Os exemplos são inúmeros e não se limitam ao teatro. No romance Molloy, o narrador, não tendo o movimento de uma das pernas, move-se a princípio com uma bicicleta (imaginemos com que desenvoltura), para depois rastejar e finalmente deslocar-se rolando pelo chão. Malone passa o tempo sobre uma cama, escrevendo (seu lápis também está no fim), e já não é capaz de diferenciar o próprio corpo dos móveis do seu quarto. Nas obras televisivas Eh, Joe, o seu protagonista caminha arrastando o pé, e em Quad, uma peça composta apenas por caminhadas, as figuras curvadas que as realizam parecem condenadas a repetir eternamente um mesmo trajeto, sem saída possível.

Deve-se notar, pelos exemplos dados, como a miséria destes personagens e deste universo temático pode ser considerada simultaneamente cômica e trágica. A fala de

45 Nell, em Fim de jogo, poderia ser considerada como uma explicitação deste interesse duplo do autor: “nada é mais cômico que o sofrimento.” 2

Ruby Cohn, em seu estudo sobre a comicidade na obra de Beckett,3 apresenta a classificação dos risos do personagem Arsene, de Watt: o riso amargo, que ri do que não é bom; o riso vazio, que ri do que não é verdade, e o riso triste, que ri da infelicidade. Este último seria, para o personagem, o risus purus (riso puro), o riso que ri do próprio riso, “o riso que ri – silêncio, por favor – daquilo que é infeliz”. 4

Cohn considera o riso triste como aquele provocado pelos personagens sofredores de Beckett (todos, em alguma medida). Poderíamos, dentro do nosso eixo de raciocínio, entender o riso triste como aquele provocado pela coisa/vítima. É o caso, por exemplo, da comicidade suscitada pelos maus tratos sofridos por Lucky, em Esperando Godot.

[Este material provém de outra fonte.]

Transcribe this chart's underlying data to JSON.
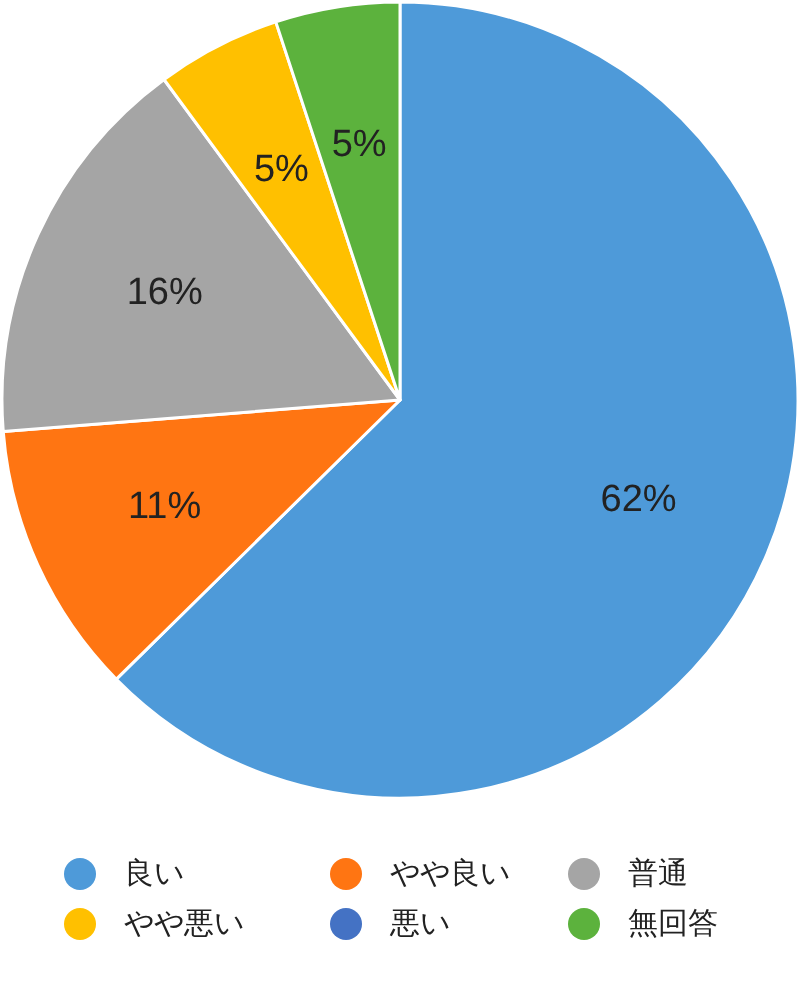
{
  "chart_data": {
    "type": "pie",
    "categories": [
      "良い",
      "やや良い",
      "普通",
      "やや悪い",
      "悪い",
      "無回答"
    ],
    "values": [
      62,
      11,
      16,
      5,
      0,
      5
    ],
    "colors": [
      "#4e9ad9",
      "#ff7512",
      "#a5a5a5",
      "#ffc000",
      "#4472c4",
      "#5cb23d"
    ],
    "value_labels": [
      "62%",
      "11%",
      "16%",
      "5%",
      null,
      "5%"
    ],
    "legend": "bottom"
  }
}
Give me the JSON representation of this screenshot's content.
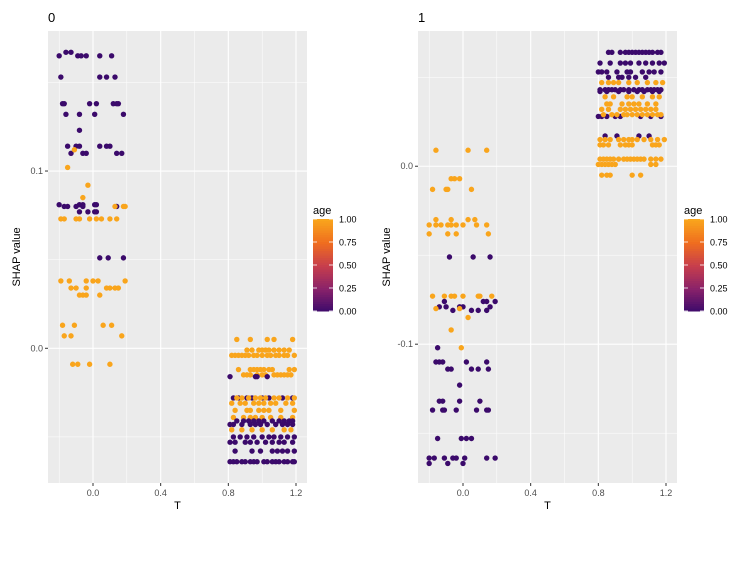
{
  "chart_data": [
    {
      "type": "scatter",
      "title": "0",
      "xlabel": "T",
      "ylabel": "SHAP value",
      "xlim": [
        -0.266,
        1.265
      ],
      "ylim": [
        -0.076,
        0.179
      ],
      "xticks": [
        {
          "v": 0,
          "label": "0.0"
        },
        {
          "v": 0.4,
          "label": "0.4"
        },
        {
          "v": 0.8,
          "label": "0.8"
        },
        {
          "v": 1.2,
          "label": "1.2"
        }
      ],
      "yticks": [
        {
          "v": 0.1,
          "label": "0.1"
        },
        {
          "v": 0,
          "label": "0.0"
        }
      ],
      "xminor": [
        -0.2,
        0.2,
        0.6,
        1.0
      ],
      "yminor": [
        0.15,
        0.05,
        -0.05
      ],
      "grid": true,
      "legend": {
        "title": "age",
        "position": "right",
        "ticks": [
          "1.00",
          "0.75",
          "0.50",
          "0.25",
          "0.00"
        ]
      },
      "rows": [
        {
          "y": 0.167,
          "age": 0,
          "x": [
            -0.16,
            -0.13
          ]
        },
        {
          "y": 0.165,
          "age": 0,
          "x": [
            -0.2,
            -0.09,
            -0.07,
            -0.04,
            0.04,
            0.11
          ]
        },
        {
          "y": 0.153,
          "age": 0,
          "x": [
            -0.19,
            0.04,
            0.08,
            0.13
          ]
        },
        {
          "y": 0.138,
          "age": 0,
          "x": [
            -0.18,
            -0.17,
            -0.02,
            0.02,
            0.12,
            0.14,
            0.15
          ]
        },
        {
          "y": 0.132,
          "age": 0,
          "x": [
            -0.16,
            -0.08,
            0.01,
            0.18
          ]
        },
        {
          "y": 0.123,
          "age": 0,
          "x": [
            -0.08
          ]
        },
        {
          "y": 0.114,
          "age": 0,
          "x": [
            -0.15,
            -0.1,
            -0.08,
            0.04,
            0.08,
            0.1
          ]
        },
        {
          "y": 0.11,
          "age": 0,
          "x": [
            -0.13,
            -0.06,
            -0.04,
            0.14,
            0.17
          ]
        },
        {
          "y": 0.112,
          "age": 1,
          "x": [
            -0.11
          ]
        },
        {
          "y": 0.102,
          "age": 1,
          "x": [
            -0.15
          ]
        },
        {
          "y": 0.092,
          "age": 1,
          "x": [
            -0.03
          ]
        },
        {
          "y": 0.085,
          "age": 1,
          "x": [
            -0.06
          ]
        },
        {
          "y": 0.081,
          "age": 0,
          "x": [
            -0.2,
            -0.08,
            -0.06,
            0.01,
            0.02
          ]
        },
        {
          "y": 0.08,
          "age": 0,
          "x": [
            -0.17,
            -0.15,
            -0.1,
            -0.06,
            0.14
          ]
        },
        {
          "y": 0.08,
          "age": 1,
          "x": [
            0.13,
            0.18,
            0.19
          ]
        },
        {
          "y": 0.077,
          "age": 0,
          "x": [
            -0.08,
            -0.03,
            0.01,
            0.02
          ]
        },
        {
          "y": 0.073,
          "age": 1,
          "x": [
            -0.19,
            -0.17,
            -0.1,
            -0.08,
            -0.02,
            0.02,
            0.05,
            0.1,
            0.14
          ]
        },
        {
          "y": 0.051,
          "age": 0,
          "x": [
            0.04,
            0.09,
            0.18
          ]
        },
        {
          "y": 0.038,
          "age": 1,
          "x": [
            -0.19,
            -0.14,
            -0.04,
            0.0,
            0.03,
            0.19
          ]
        },
        {
          "y": 0.034,
          "age": 1,
          "x": [
            -0.13,
            -0.1,
            -0.04,
            0.08,
            0.1,
            0.13,
            0.15
          ]
        },
        {
          "y": 0.03,
          "age": 1,
          "x": [
            -0.08,
            -0.06,
            -0.04,
            0.04
          ]
        },
        {
          "y": 0.013,
          "age": 1,
          "x": [
            -0.18,
            -0.11,
            0.06,
            0.11
          ]
        },
        {
          "y": 0.007,
          "age": 1,
          "x": [
            -0.17,
            -0.13,
            0.17
          ]
        },
        {
          "y": -0.009,
          "age": 1,
          "x": [
            -0.12,
            -0.09,
            -0.02,
            0.1
          ]
        },
        {
          "y": 0.005,
          "age": 1,
          "x": [
            0.85,
            0.93,
            1.03,
            1.07,
            1.18
          ]
        },
        {
          "y": -0.001,
          "age": 1,
          "x": [
            0.91,
            0.94,
            0.98,
            1.0,
            1.02,
            1.04,
            1.07,
            1.1,
            1.13,
            1.16
          ]
        },
        {
          "y": -0.004,
          "age": 1,
          "x": [
            0.82,
            0.84,
            0.86,
            0.88,
            0.9,
            0.92,
            0.95,
            0.97,
            1.0,
            1.03,
            1.05,
            1.08,
            1.1,
            1.13,
            1.15,
            1.19
          ]
        },
        {
          "y": -0.012,
          "age": 1,
          "x": [
            0.86,
            0.93,
            0.95,
            0.97,
            0.99,
            1.01,
            1.04,
            1.06,
            1.16,
            1.19
          ]
        },
        {
          "y": -0.015,
          "age": 1,
          "x": [
            0.89,
            0.91,
            0.93,
            0.97,
            1.0,
            1.02,
            1.07,
            1.09,
            1.11,
            1.13,
            1.15,
            1.17
          ]
        },
        {
          "y": -0.016,
          "age": 0,
          "x": [
            0.81,
            0.96,
            0.97,
            1.03
          ]
        },
        {
          "y": -0.028,
          "age": 0,
          "x": [
            0.83,
            0.86,
            0.91,
            0.94,
            1.0,
            1.04,
            1.12,
            1.18
          ]
        },
        {
          "y": -0.028,
          "age": 1,
          "x": [
            0.85,
            0.88,
            0.92,
            0.96,
            0.99,
            1.02,
            1.07,
            1.1,
            1.15,
            1.19
          ]
        },
        {
          "y": -0.031,
          "age": 1,
          "x": [
            0.82,
            0.87,
            0.9,
            0.95,
            0.98,
            1.01,
            1.05,
            1.08,
            1.14,
            1.18
          ]
        },
        {
          "y": -0.035,
          "age": 1,
          "x": [
            0.84,
            0.91,
            0.93,
            0.98,
            1.01,
            1.04,
            1.11,
            1.19
          ]
        },
        {
          "y": -0.039,
          "age": 1,
          "x": [
            0.83,
            0.89,
            0.93,
            0.96,
            1.0,
            1.05,
            1.11,
            1.18
          ]
        },
        {
          "y": -0.041,
          "age": 0,
          "x": [
            0.85,
            0.89,
            0.92,
            0.95,
            0.98,
            1.01,
            1.06,
            1.1,
            1.13,
            1.16,
            1.18
          ]
        },
        {
          "y": -0.043,
          "age": 0,
          "x": [
            0.81,
            0.83,
            0.88,
            0.93,
            0.96,
            0.99,
            1.03,
            1.08,
            1.12,
            1.15,
            1.18
          ]
        },
        {
          "y": -0.046,
          "age": 1,
          "x": [
            0.82,
            0.88,
            0.94,
            1.0,
            1.06,
            1.13,
            1.17
          ]
        },
        {
          "y": -0.05,
          "age": 0,
          "x": [
            0.83,
            0.87,
            0.91,
            0.95,
            1.0,
            1.04,
            1.07,
            1.11,
            1.15,
            1.19
          ]
        },
        {
          "y": -0.053,
          "age": 0,
          "x": [
            0.81,
            0.84,
            0.9,
            0.93,
            0.97,
            1.02,
            1.06,
            1.1,
            1.13,
            1.18
          ]
        },
        {
          "y": -0.058,
          "age": 0,
          "x": [
            0.84,
            0.94,
            0.99,
            1.06,
            1.09,
            1.12,
            1.15,
            1.19
          ]
        },
        {
          "y": -0.064,
          "age": 0,
          "x": [
            0.81,
            0.83,
            0.85,
            0.88,
            0.9,
            0.93,
            0.95,
            0.97,
            1.01,
            1.03,
            1.06,
            1.08,
            1.1,
            1.13,
            1.15,
            1.18,
            1.19
          ]
        }
      ]
    },
    {
      "type": "scatter",
      "title": "1",
      "xlabel": "T",
      "ylabel": "SHAP value",
      "xlim": [
        -0.266,
        1.265
      ],
      "ylim": [
        -0.178,
        0.076
      ],
      "xticks": [
        {
          "v": 0,
          "label": "0.0"
        },
        {
          "v": 0.4,
          "label": "0.4"
        },
        {
          "v": 0.8,
          "label": "0.8"
        },
        {
          "v": 1.2,
          "label": "1.2"
        }
      ],
      "yticks": [
        {
          "v": 0,
          "label": "0.0"
        },
        {
          "v": -0.1,
          "label": "-0.1"
        }
      ],
      "xminor": [
        -0.2,
        0.2,
        0.6,
        1.0
      ],
      "yminor": [
        0.05,
        -0.05,
        -0.15
      ],
      "grid": true,
      "legend": {
        "title": "age",
        "position": "right",
        "ticks": [
          "1.00",
          "0.75",
          "0.50",
          "0.25",
          "0.00"
        ]
      },
      "rows": [
        {
          "y": 0.009,
          "age": 1,
          "x": [
            -0.16,
            0.03,
            0.14
          ]
        },
        {
          "y": -0.007,
          "age": 1,
          "x": [
            -0.07,
            -0.05,
            -0.02
          ]
        },
        {
          "y": -0.013,
          "age": 1,
          "x": [
            -0.18,
            -0.1,
            -0.09,
            0.05
          ]
        },
        {
          "y": -0.03,
          "age": 1,
          "x": [
            -0.16,
            -0.07,
            0.03,
            0.07
          ]
        },
        {
          "y": -0.033,
          "age": 1,
          "x": [
            -0.2,
            -0.16,
            -0.13,
            -0.09,
            -0.07,
            -0.04,
            0.0,
            0.08,
            0.14
          ]
        },
        {
          "y": -0.038,
          "age": 1,
          "x": [
            -0.2,
            -0.09,
            -0.04,
            0.15
          ]
        },
        {
          "y": -0.051,
          "age": 0,
          "x": [
            -0.08,
            0.06,
            0.16
          ]
        },
        {
          "y": -0.073,
          "age": 1,
          "x": [
            -0.18,
            -0.11,
            -0.07,
            -0.05,
            0.0,
            0.09,
            0.1,
            0.17
          ]
        },
        {
          "y": -0.076,
          "age": 0,
          "x": [
            -0.11,
            0.12,
            0.14,
            0.19
          ]
        },
        {
          "y": -0.079,
          "age": 0,
          "x": [
            -0.14,
            -0.1,
            -0.02,
            0.0,
            0.16
          ]
        },
        {
          "y": -0.08,
          "age": 1,
          "x": [
            -0.16,
            -0.02
          ]
        },
        {
          "y": -0.081,
          "age": 0,
          "x": [
            -0.06,
            0.05,
            0.09,
            0.14
          ]
        },
        {
          "y": -0.085,
          "age": 1,
          "x": [
            0.03
          ]
        },
        {
          "y": -0.092,
          "age": 1,
          "x": [
            -0.07
          ]
        },
        {
          "y": -0.102,
          "age": 1,
          "x": [
            -0.01
          ]
        },
        {
          "y": -0.102,
          "age": 0,
          "x": [
            -0.15
          ]
        },
        {
          "y": -0.11,
          "age": 0,
          "x": [
            -0.16,
            -0.14,
            -0.12,
            0.02,
            0.14
          ]
        },
        {
          "y": -0.114,
          "age": 0,
          "x": [
            -0.09,
            -0.07,
            0.05,
            0.09,
            0.15
          ]
        },
        {
          "y": -0.123,
          "age": 0,
          "x": [
            -0.02
          ]
        },
        {
          "y": -0.132,
          "age": 0,
          "x": [
            -0.14,
            -0.12,
            -0.02,
            0.1
          ]
        },
        {
          "y": -0.137,
          "age": 0,
          "x": [
            -0.18,
            -0.12,
            -0.11,
            -0.04,
            0.08,
            0.14,
            0.15
          ]
        },
        {
          "y": -0.153,
          "age": 0,
          "x": [
            -0.15,
            -0.01,
            0.02,
            0.05
          ]
        },
        {
          "y": -0.164,
          "age": 0,
          "x": [
            -0.2,
            -0.17,
            -0.11,
            -0.06,
            -0.04,
            0.01,
            0.14,
            0.19
          ]
        },
        {
          "y": -0.167,
          "age": 0,
          "x": [
            -0.2,
            -0.09,
            0.0
          ]
        },
        {
          "y": 0.064,
          "age": 0,
          "x": [
            0.86,
            0.88,
            0.93,
            0.96,
            0.98,
            1.0,
            1.02,
            1.04,
            1.06,
            1.08,
            1.1,
            1.12,
            1.15,
            1.17
          ]
        },
        {
          "y": 0.058,
          "age": 0,
          "x": [
            0.81,
            0.87,
            0.93,
            0.96,
            0.99,
            1.04,
            1.08,
            1.12,
            1.16,
            1.19
          ]
        },
        {
          "y": 0.053,
          "age": 0,
          "x": [
            0.8,
            0.82,
            0.85,
            0.91,
            0.97,
            0.99,
            1.06,
            1.1,
            1.13,
            1.17
          ]
        },
        {
          "y": 0.05,
          "age": 0,
          "x": [
            0.86,
            0.92,
            0.94,
            0.98,
            1.02,
            1.08
          ]
        },
        {
          "y": 0.047,
          "age": 1,
          "x": [
            0.82,
            0.86,
            0.89,
            0.92,
            0.98,
            1.03,
            1.09,
            1.14,
            1.18
          ]
        },
        {
          "y": 0.043,
          "age": 0,
          "x": [
            0.81,
            0.84,
            0.86,
            0.88,
            0.9,
            0.93,
            0.95,
            0.98,
            1.01,
            1.04,
            1.06,
            1.09,
            1.11,
            1.13,
            1.15,
            1.17
          ]
        },
        {
          "y": 0.042,
          "age": 0,
          "x": [
            0.81,
            0.85,
            0.92,
            0.98,
            1.03,
            1.07,
            1.12,
            1.16
          ]
        },
        {
          "y": 0.039,
          "age": 1,
          "x": [
            0.84,
            0.89,
            0.97,
            1.0,
            1.06,
            1.12,
            1.16
          ]
        },
        {
          "y": 0.035,
          "age": 1,
          "x": [
            0.85,
            0.87,
            0.94,
            0.98,
            1.01,
            1.04,
            1.09,
            1.14
          ]
        },
        {
          "y": 0.032,
          "age": 1,
          "x": [
            0.82,
            0.86,
            0.93,
            0.96,
            0.99,
            1.02,
            1.05,
            1.08,
            1.11,
            1.14
          ]
        },
        {
          "y": 0.028,
          "age": 0,
          "x": [
            0.8,
            0.82,
            0.85,
            0.9,
            0.93,
            1.05,
            1.11,
            1.17
          ]
        },
        {
          "y": 0.029,
          "age": 1,
          "x": [
            0.83,
            0.88,
            0.91,
            0.95,
            0.97,
            1.0,
            1.03,
            1.06,
            1.09,
            1.12,
            1.15,
            1.17
          ]
        },
        {
          "y": 0.017,
          "age": 0,
          "x": [
            0.84,
            0.91,
            1.04,
            1.1
          ]
        },
        {
          "y": 0.015,
          "age": 1,
          "x": [
            0.81,
            0.84,
            0.87,
            0.92,
            0.95,
            0.98,
            1.0,
            1.03,
            1.07,
            1.11,
            1.15,
            1.19
          ]
        },
        {
          "y": 0.012,
          "age": 1,
          "x": [
            0.81,
            0.83,
            0.86,
            0.93,
            0.96,
            0.98,
            1.0,
            1.12,
            1.14,
            1.16
          ]
        },
        {
          "y": 0.004,
          "age": 1,
          "x": [
            0.81,
            0.83,
            0.85,
            0.87,
            0.89,
            0.92,
            0.95,
            0.97,
            0.99,
            1.01,
            1.03,
            1.05,
            1.07,
            1.11,
            1.14,
            1.17
          ]
        },
        {
          "y": 0.001,
          "age": 1,
          "x": [
            0.8,
            0.82,
            0.84,
            0.86,
            0.88,
            0.9,
            1.11,
            1.14
          ]
        },
        {
          "y": -0.005,
          "age": 1,
          "x": [
            0.82,
            0.85,
            0.87,
            1.0,
            1.05
          ]
        }
      ]
    }
  ],
  "colors": {
    "panel_bg": "#ebebeb",
    "grid": "#ffffff",
    "age_scale": [
      "#3b0a6b",
      "#8a226a",
      "#c73e4c",
      "#ef6d1f",
      "#f9a51c"
    ]
  }
}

O riso moral, o amargo, a autora identifica com aquele que nos provocam os personagens sádicos de Beckett, que tratam com crueldade os seus subservientes ou suas criações. Poderíamos dizer que se trata do riso inspirado pelo olho/executor. Complementando o exemplo anterior, seria o riso que nos provoca o autoritarismo de Pozzo em relação a Lucky, mantendo-o amarrado a uma corda, chamando-o de porco, obrigando-o a dançar e a pensar.

O riso intelectual, o vazio, Cohn sugere estar associado ao riso que nos provocam os comportamentos mecânicos dos personagens, sua estupidez diante dos problemas simples, sejam motores ou de raciocínio. Seria o riso que nos provoca, por exemplo, o monólogo de Lucky, com a sua forma aparentemente acadêmica mas isenta de lógica, ou a sua dança, completamente desordenada. É um riso do erro, da falha, da rigidez. Não é descabido associarmos esta comicidade àquela gerada pela Coisa.